The IRS recently released the “dirty dozen” tax scams to avoid in 2013. Keeping your eyes open to different types of common fraud could save you money and trouble in the long run. Whether; you are a victim of fraudulent activity or are using a tax preparer that may suggest less than ethical tax strategies, be aware that the IRS is on the lookout for these scams. The annual list includes the following
- Identity theft. Identity theft is the unauthorized use of your personal information—name, Social Security number, etc.—to commit a crime. Frequently, identity thieves use this information to claim a false tax refund.
- Phishing. Typically, an unsolicited e-mail or fake Web site is designed to pry away your valuable financial information. Then the con artist commits fraudulent acts based on the stolen information.
- Tax return preparer fraud. Although most return preparers can be trusted, there are always a few bad apples in the barrel. Rely only on reputable preparers who sign the returns they prepare and indicate their Preparer Tax Identification Numbers.
- Offshore income. Some taxpayers evade U.S. taxes by hiding income in offshore accounts and then using debit cards, credit cards or wire transfers to draw down the funds. Other scams involve foreign trusts, employee-leasing schemes, private annuities or insurance plans.
- “Free money” offers.
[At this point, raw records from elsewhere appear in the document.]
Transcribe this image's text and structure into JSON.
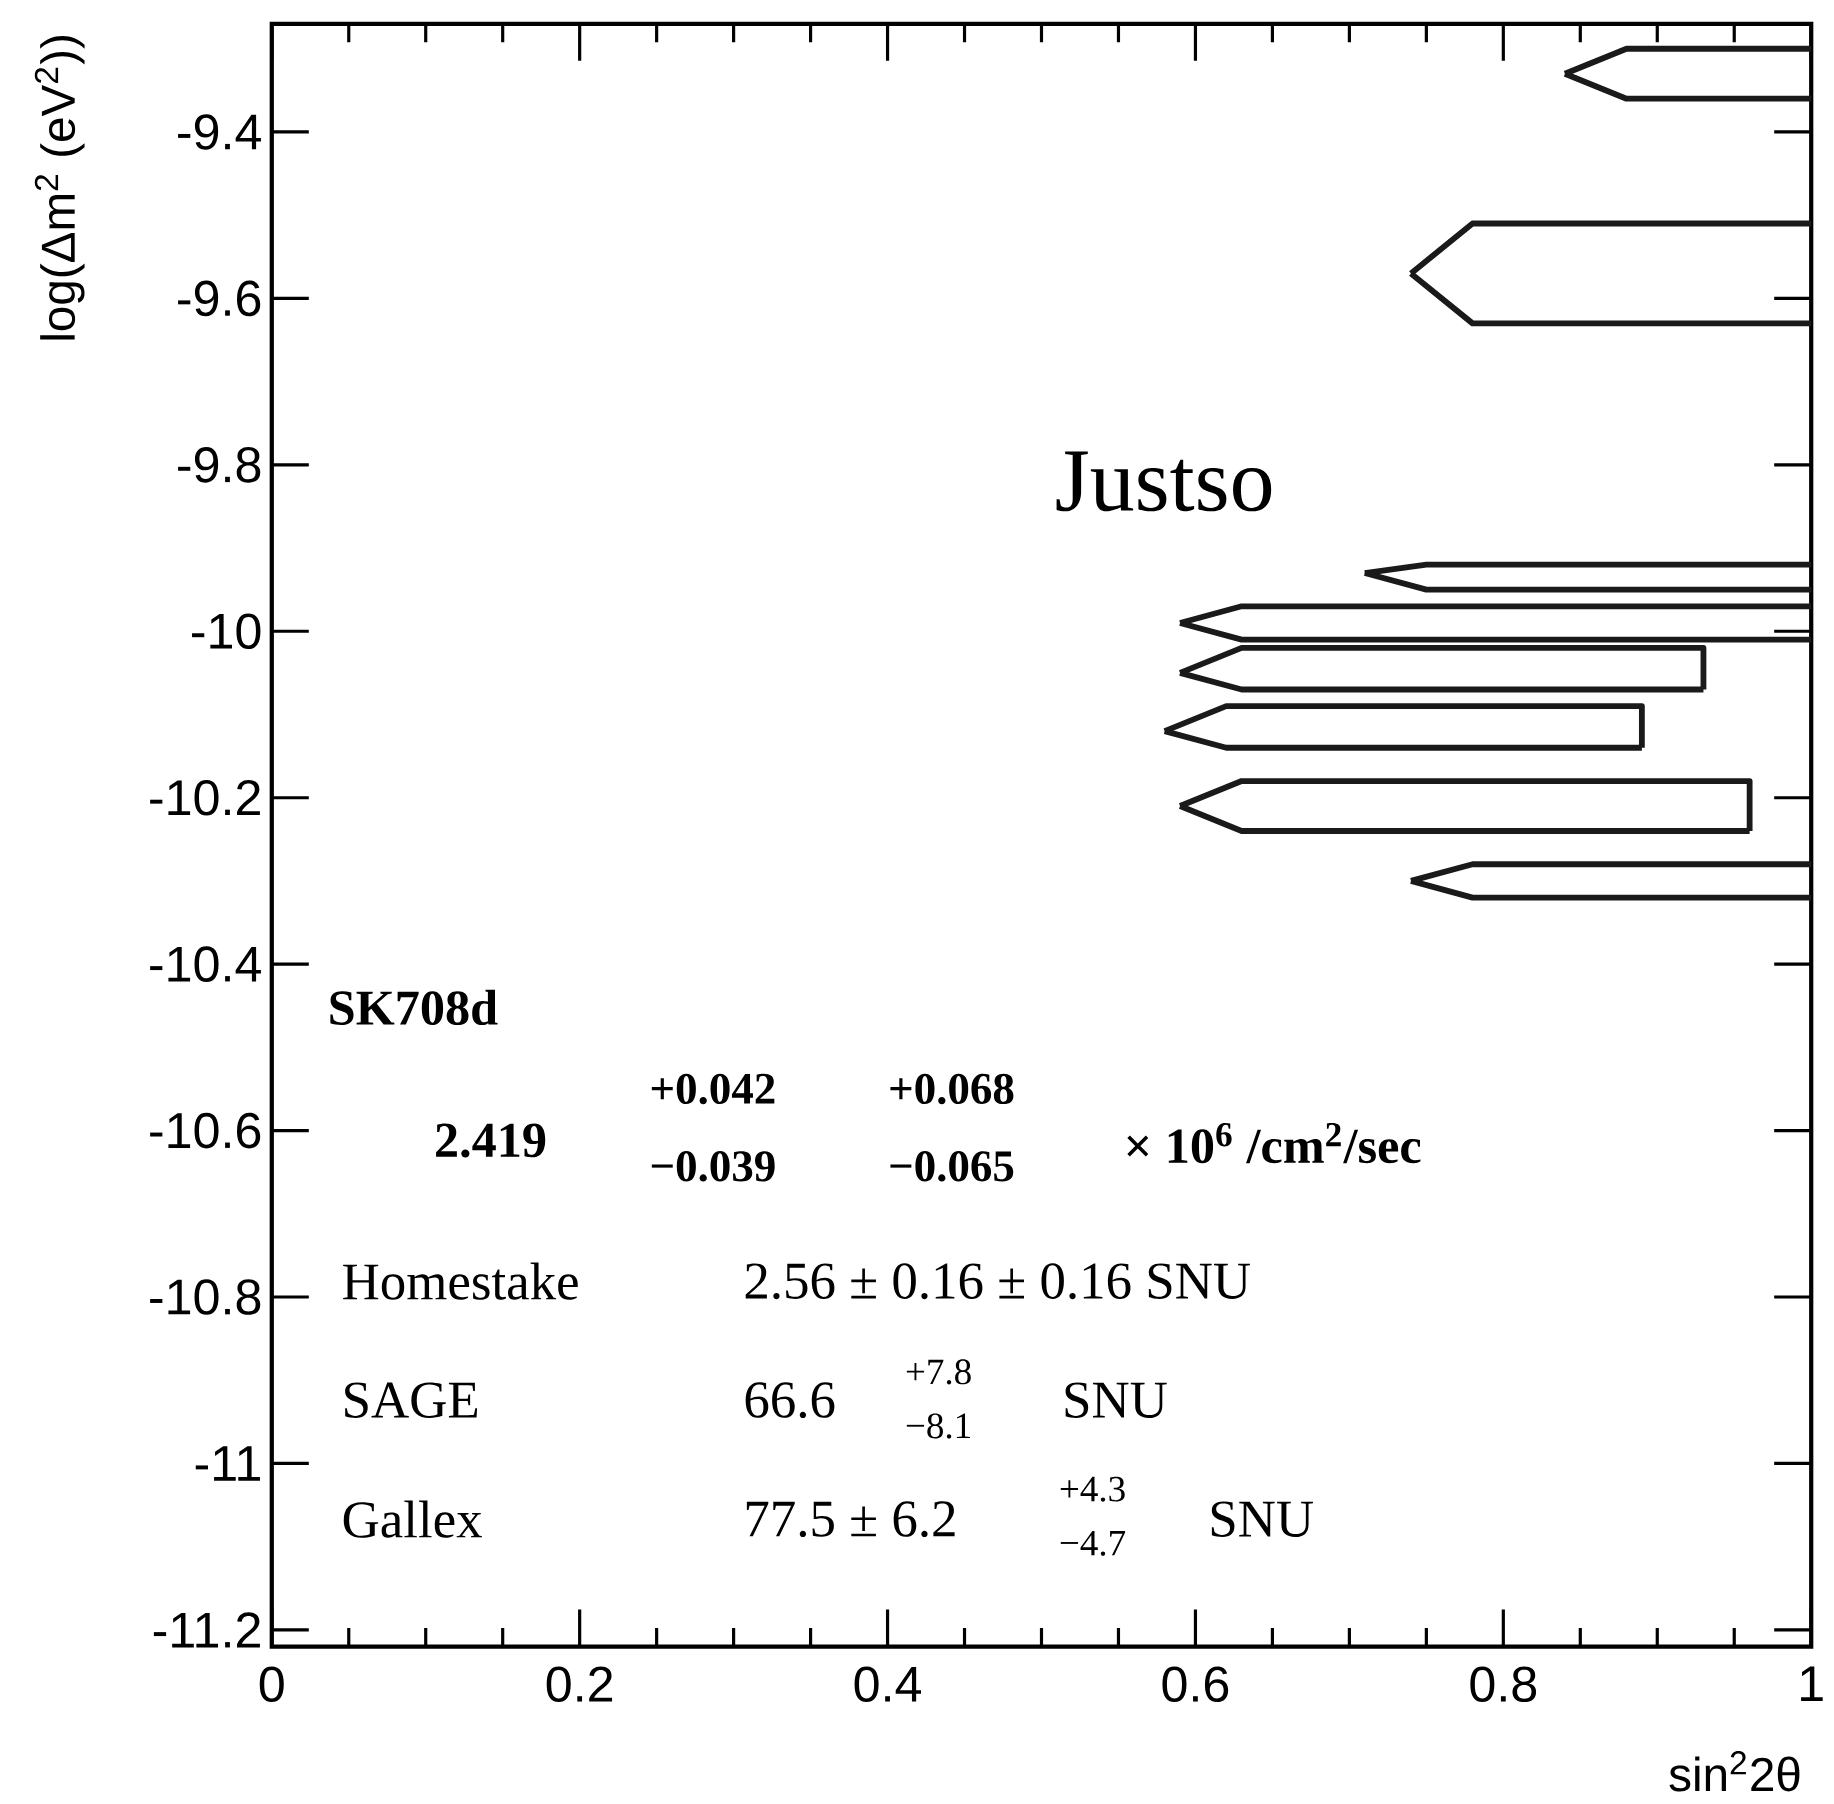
{
  "chart_data": {
    "type": "line",
    "xlabel": "sin$^{2}$2θ",
    "ylabel": "log(Δm$^{2}$ (eV$^{2}$))",
    "xlim": [
      0,
      1
    ],
    "ylim": [
      -11.22,
      -9.27
    ],
    "xticks": [
      0,
      0.2,
      0.4,
      0.6,
      0.8,
      1
    ],
    "yticks": [
      -11.2,
      -11,
      -10.8,
      -10.6,
      -10.4,
      -10.2,
      -10,
      -9.8,
      -9.6,
      -9.4
    ],
    "marker": "none",
    "line_style": "solid",
    "series": [
      {
        "color": "#1a1a1a",
        "x": [
          0.84,
          0.88,
          1
        ],
        "values": [
          -9.33,
          -9.3,
          -9.3
        ]
      },
      {
        "color": "#1a1a1a",
        "x": [
          0.84,
          0.88,
          1
        ],
        "values": [
          -9.33,
          -9.36,
          -9.36
        ]
      },
      {
        "color": "#1a1a1a",
        "x": [
          0.74,
          0.78,
          1
        ],
        "values": [
          -9.57,
          -9.51,
          -9.51
        ]
      },
      {
        "color": "#1a1a1a",
        "x": [
          0.74,
          0.78,
          1
        ],
        "values": [
          -9.57,
          -9.63,
          -9.63
        ]
      },
      {
        "color": "#1a1a1a",
        "x": [
          0.71,
          0.75,
          1
        ],
        "values": [
          -9.93,
          -9.92,
          -9.92
        ]
      },
      {
        "color": "#1a1a1a",
        "x": [
          0.71,
          0.75,
          1
        ],
        "values": [
          -9.93,
          -9.95,
          -9.95
        ]
      },
      {
        "color": "#1a1a1a",
        "x": [
          0.59,
          0.63,
          1
        ],
        "values": [
          -9.99,
          -9.97,
          -9.97
        ]
      },
      {
        "color": "#1a1a1a",
        "x": [
          0.59,
          0.63,
          1
        ],
        "values": [
          -9.99,
          -10.01,
          -10.01
        ]
      },
      {
        "color": "#1a1a1a",
        "x": [
          0.59,
          0.63,
          0.93,
          0.93
        ],
        "values": [
          -10.05,
          -10.02,
          -10.02,
          -10.07
        ]
      },
      {
        "color": "#1a1a1a",
        "x": [
          0.59,
          0.63,
          0.93
        ],
        "values": [
          -10.05,
          -10.07,
          -10.07
        ]
      },
      {
        "color": "#1a1a1a",
        "x": [
          0.58,
          0.62,
          0.89,
          0.89
        ],
        "values": [
          -10.12,
          -10.09,
          -10.09,
          -10.14
        ]
      },
      {
        "color": "#1a1a1a",
        "x": [
          0.58,
          0.62,
          0.89
        ],
        "values": [
          -10.12,
          -10.14,
          -10.14
        ]
      },
      {
        "color": "#1a1a1a",
        "x": [
          0.59,
          0.63,
          0.96,
          0.96
        ],
        "values": [
          -10.21,
          -10.18,
          -10.18,
          -10.24
        ]
      },
      {
        "color": "#1a1a1a",
        "x": [
          0.59,
          0.63,
          0.96
        ],
        "values": [
          -10.21,
          -10.24,
          -10.24
        ]
      },
      {
        "color": "#1a1a1a",
        "x": [
          0.74,
          0.78,
          1
        ],
        "values": [
          -10.3,
          -10.28,
          -10.28
        ]
      },
      {
        "color": "#1a1a1a",
        "x": [
          0.74,
          0.78,
          1
        ],
        "values": [
          -10.3,
          -10.32,
          -10.32
        ]
      }
    ],
    "annotations": [
      "Justso",
      "SK708d",
      "2.419",
      "+0.042",
      "−0.039",
      "+0.068",
      "−0.065",
      "× 10$^{6}$  /cm$^{2}$/sec",
      "Homestake",
      "2.56 ± 0.16 ± 0.16 SNU",
      "SAGE",
      "66.6",
      "+7.8",
      "−8.1",
      "SNU",
      "Gallex",
      "77.5 ± 6.2",
      "+4.3",
      "−4.7",
      "SNU"
    ]
  }
}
Advertisements promising tax refunds with little or no documentation have flooded community churches around the country. The false claims are often spread by word of mouth by unsuspecting churchgoers.
- Impersonating charitable organizations. In the wake of disasters such as Hurricane Sandy, criminals may impersonate charities to obtain money or information from taxpayers. Some representing bogus charities may contact potential donors, while others reach out to disaster victims by claiming to be working for or on behalf of the IRS.
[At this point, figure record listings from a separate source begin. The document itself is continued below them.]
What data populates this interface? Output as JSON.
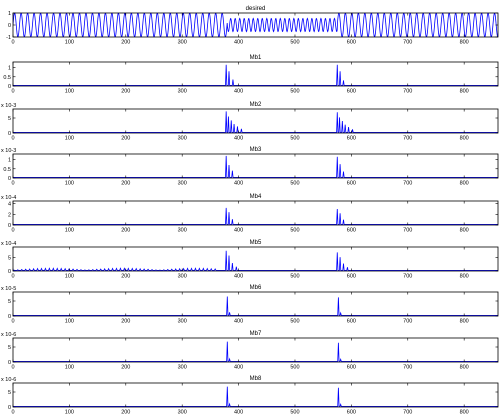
{
  "figure": {
    "line_color": "#0000ff",
    "axes_color": "#000000",
    "background": "#ffffff"
  },
  "chart_data": [
    {
      "type": "line",
      "title": "desired",
      "xlim": [
        0,
        860
      ],
      "ylim": [
        -1,
        1
      ],
      "yticks": [
        {
          "v": 1,
          "label": "1"
        },
        {
          "v": 0,
          "label": "0"
        },
        {
          "v": -1,
          "label": "-1"
        }
      ],
      "xticks": [
        0,
        100,
        200,
        300,
        400,
        500,
        600,
        700,
        800
      ],
      "exponent": "",
      "signal": {
        "kind": "sine",
        "period": 11.5,
        "amplitude": 1,
        "damped_segments": [
          {
            "from": 380,
            "to": 575,
            "amplitude": 0.55,
            "period": 8
          }
        ]
      }
    },
    {
      "type": "line",
      "title": "Mb1",
      "xlim": [
        0,
        860
      ],
      "ylim": [
        0,
        1.3
      ],
      "yticks": [
        {
          "v": 1,
          "label": "1"
        },
        {
          "v": 0.5,
          "label": "0.5"
        },
        {
          "v": 0,
          "label": "0"
        }
      ],
      "xticks": [
        0,
        100,
        200,
        300,
        400,
        500,
        600,
        700,
        800
      ],
      "exponent": "",
      "spikes": [
        {
          "x": 378,
          "y": 1.15
        },
        {
          "x": 383,
          "y": 0.8
        },
        {
          "x": 390,
          "y": 0.35
        },
        {
          "x": 575,
          "y": 1.15
        },
        {
          "x": 580,
          "y": 0.8
        },
        {
          "x": 586,
          "y": 0.3
        }
      ]
    },
    {
      "type": "line",
      "title": "Mb2",
      "xlim": [
        0,
        860
      ],
      "ylim": [
        0,
        8
      ],
      "yticks": [
        {
          "v": 5,
          "label": "5"
        },
        {
          "v": 0,
          "label": "0"
        }
      ],
      "xticks": [
        0,
        100,
        200,
        300,
        400,
        500,
        600,
        700,
        800
      ],
      "exponent": "x 10-3",
      "spikes": [
        {
          "x": 378,
          "y": 7.2
        },
        {
          "x": 382,
          "y": 5.5
        },
        {
          "x": 387,
          "y": 4.2
        },
        {
          "x": 392,
          "y": 3.0
        },
        {
          "x": 398,
          "y": 2.2
        },
        {
          "x": 405,
          "y": 1.4
        },
        {
          "x": 575,
          "y": 6.9
        },
        {
          "x": 579,
          "y": 5.2
        },
        {
          "x": 584,
          "y": 4.0
        },
        {
          "x": 589,
          "y": 2.8
        },
        {
          "x": 595,
          "y": 2.0
        },
        {
          "x": 602,
          "y": 1.2
        }
      ]
    },
    {
      "type": "line",
      "title": "Mb3",
      "xlim": [
        0,
        860
      ],
      "ylim": [
        0,
        1.3
      ],
      "yticks": [
        {
          "v": 1,
          "label": "1"
        },
        {
          "v": 0.5,
          "label": "0.5"
        },
        {
          "v": 0,
          "label": "0"
        }
      ],
      "xticks": [
        0,
        100,
        200,
        300,
        400,
        500,
        600,
        700,
        800
      ],
      "exponent": "x 10-3",
      "spikes": [
        {
          "x": 378,
          "y": 1.2
        },
        {
          "x": 383,
          "y": 0.7
        },
        {
          "x": 389,
          "y": 0.4
        },
        {
          "x": 575,
          "y": 1.15
        },
        {
          "x": 580,
          "y": 0.75
        },
        {
          "x": 586,
          "y": 0.35
        }
      ]
    },
    {
      "type": "line",
      "title": "Mb4",
      "xlim": [
        0,
        860
      ],
      "ylim": [
        0,
        4.5
      ],
      "yticks": [
        {
          "v": 4,
          "label": "4"
        },
        {
          "v": 2,
          "label": "2"
        },
        {
          "v": 0,
          "label": "0"
        }
      ],
      "xticks": [
        0,
        100,
        200,
        300,
        400,
        500,
        600,
        700,
        800
      ],
      "exponent": "x 10-4",
      "spikes": [
        {
          "x": 378,
          "y": 3.2
        },
        {
          "x": 383,
          "y": 2.4
        },
        {
          "x": 389,
          "y": 1.1
        },
        {
          "x": 575,
          "y": 3.0
        },
        {
          "x": 580,
          "y": 2.2
        },
        {
          "x": 586,
          "y": 1.0
        }
      ]
    },
    {
      "type": "line",
      "title": "Mb5",
      "xlim": [
        0,
        860
      ],
      "ylim": [
        0,
        9
      ],
      "yticks": [
        {
          "v": 5,
          "label": "5"
        },
        {
          "v": 0,
          "label": "0"
        }
      ],
      "xticks": [
        0,
        100,
        200,
        300,
        400,
        500,
        600,
        700,
        800
      ],
      "exponent": "x 10-4",
      "spikes": [
        {
          "x": 378,
          "y": 7.6
        },
        {
          "x": 383,
          "y": 5.8
        },
        {
          "x": 389,
          "y": 3.0
        },
        {
          "x": 396,
          "y": 1.6
        },
        {
          "x": 575,
          "y": 7.0
        },
        {
          "x": 580,
          "y": 5.2
        },
        {
          "x": 586,
          "y": 2.8
        },
        {
          "x": 593,
          "y": 1.4
        }
      ],
      "low_ripple": {
        "from": 0,
        "to": 360,
        "max": 1.0
      }
    },
    {
      "type": "line",
      "title": "Mb6",
      "xlim": [
        0,
        860
      ],
      "ylim": [
        0,
        8
      ],
      "yticks": [
        {
          "v": 5,
          "label": "5"
        },
        {
          "v": 0,
          "label": "0"
        }
      ],
      "xticks": [
        0,
        100,
        200,
        300,
        400,
        500,
        600,
        700,
        800
      ],
      "exponent": "x 10-5",
      "spikes": [
        {
          "x": 380,
          "y": 6.5
        },
        {
          "x": 384,
          "y": 1.2
        },
        {
          "x": 577,
          "y": 6.2
        },
        {
          "x": 581,
          "y": 1.0
        }
      ]
    },
    {
      "type": "line",
      "title": "Mb7",
      "xlim": [
        0,
        860
      ],
      "ylim": [
        0,
        8
      ],
      "yticks": [
        {
          "v": 5,
          "label": "5"
        },
        {
          "v": 0,
          "label": "0"
        }
      ],
      "xticks": [
        0,
        100,
        200,
        300,
        400,
        500,
        600,
        700,
        800
      ],
      "exponent": "x 10-6",
      "spikes": [
        {
          "x": 380,
          "y": 6.8
        },
        {
          "x": 384,
          "y": 1.0
        },
        {
          "x": 577,
          "y": 6.4
        },
        {
          "x": 581,
          "y": 0.9
        }
      ]
    },
    {
      "type": "line",
      "title": "Mb8",
      "xlim": [
        0,
        860
      ],
      "ylim": [
        0,
        8
      ],
      "yticks": [
        {
          "v": 5,
          "label": "5"
        },
        {
          "v": 0,
          "label": "0"
        }
      ],
      "xticks": [
        0,
        100,
        200,
        300,
        400,
        500,
        600,
        700,
        800
      ],
      "exponent": "x 10-6",
      "spikes": [
        {
          "x": 380,
          "y": 6.8
        },
        {
          "x": 384,
          "y": 1.0
        },
        {
          "x": 577,
          "y": 6.4
        },
        {
          "x": 581,
          "y": 0.9
        }
      ]
    }
  ]
}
- False/inflated income and expenses. Another popular scam is to include income that was never earned, either as wages or as self-employment income, so as to maximize refundable tax credits. This could result in improper refunds.
- False 1099 refund claims. Individuals have made refund claims based on the bogus theory that the federal government maintains secret accounts for U.S. citizens and that taxpayers can gain access to the accounts by issuing 1099-OID (Original Issue Discount) forms to the IRS.
- Frivolous arguments. Promoters of frivolous schemes encourage taxpayers to make unreasonable and outlandish claims to avoid paying the taxes they owe. The IRS has a list of frivolous tax arguments that taxpayers should avoid.
- Zero wages. A taxpayer might use a Form 4852 (Substitute for Form W-2) or a “corrected” Form 1099 to fraudulently reduce taxable income to zero. Another scam is to submit a statement rebutting wages and taxes reported by a payer to the IRS.
- Disguised corporate ownership. Third parties are improperly used to request employer identification numbers and form corporations obscuring actual ownership of the business. These entities may underreport income, claim fictitious deductions, avoid filing tax returns, participate in listed transactions and facilitate money laundering.
- Misuse of trusts. Questionable transactions may revolve around reduction of taxable income, personal deductions and reductions of estate or gift taxes. Such trusts rarely deliver the tax benefits promised. If it sounds too good to be true, it probably is not true.
Tax frauds, especially those taking place in cyberspace, are becoming more prevalent. If you are confronted with one of these situations, use a heavy dose of skepticism.